Calvin certainly believed in good order in the church for healthy and peaceful functioning, but he also argued that there should be as few rules as necessary, allowing for maximum flexibility. And, most important, he called us to the rule of loving one another as we make decisions in these matters.
It is very important for readers to distinguish between the Church Order, the Church Order Supplements, and the Rules for Synodical Procedure (published separately).
The Church Order is a list of articles that regulate the organization and activities of the church, which are organized under four main headings — the offices, assemblies, task and activities, and admonition and discipline of the church.
The Church Order Supplements are decisions that a particular synod judged were significant enough to accompany the Church Order so that the churches are aware of them.
The Rules for Synodical Procedure are an outline for the functioning of the annual synod of the Christian Reformed Church — its constitution, tasks and duties, and the rules of order used in its meetings — and are available on the CRC website.
Many more decisions have been made throughout the years and can be found in the Acts of Synod, which is published annually. All can be found online at www.crcna.org. A listing of particular positions of the CRC on various ethical and theological matters can also be found on that website.
Reformed Church Polity
Church polity refers to the form of governance and organization of a church.
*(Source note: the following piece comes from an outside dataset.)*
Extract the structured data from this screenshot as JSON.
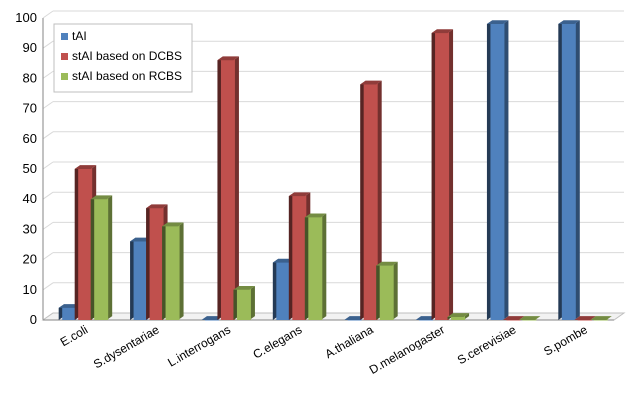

The CRCNA follows a Presbyterian form of church polity organized under governance by elders, as compared to Episcopal polities organized under governance by bishops (Roman Catholic, United Methodist, and Episcopal denominations) and Congregational polities organized under the governance of the local congregation (Congregational, Baptist, Disciples of Christ). Some of these congregational polities do allow for greater associations and connections between churches.
Governance by elders is assumed throughout the Christian Reformed Church Order, but please note that CRCNA polity is not exactly like that of Presbyterian denominations. Two particular differences include the fact that we have limited tenure for officebearers (so elders and deacons serve terms, not forever), and ministers’ credentials are held at the local council level, not at the regional (classical) level, as in many Presbyterian and Reformed denominations. Another key difference is that church polity in the CRCNA does not have confessional status and, therefore, the Church Order does not have the same authority as the creeds. The Church Order is subordinate to the creeds and confessions, which are subordinate to Scripture.
In 2009-2010 a task force worked at updating the Church Order to eliminate some inconsistencies that had developed over the years, but synods update the Church Order almost every year as changes are made in our ever-reforming context. The formatting of this booklet is intended to make the Church Order and its Supplements more readable and accessible for use.
For further reflection on the Church Order and its Supplements, please refer to the Manual of Christian Reformed Church Government, the most recent edition of which was authored by Dr. Peter Borgdorff and published by Faith Alive Christian Resources in 2008. An updated version will be available late 2015/early 2016.
May God bless you as you serve in Christ’s church in a tting and orderly way!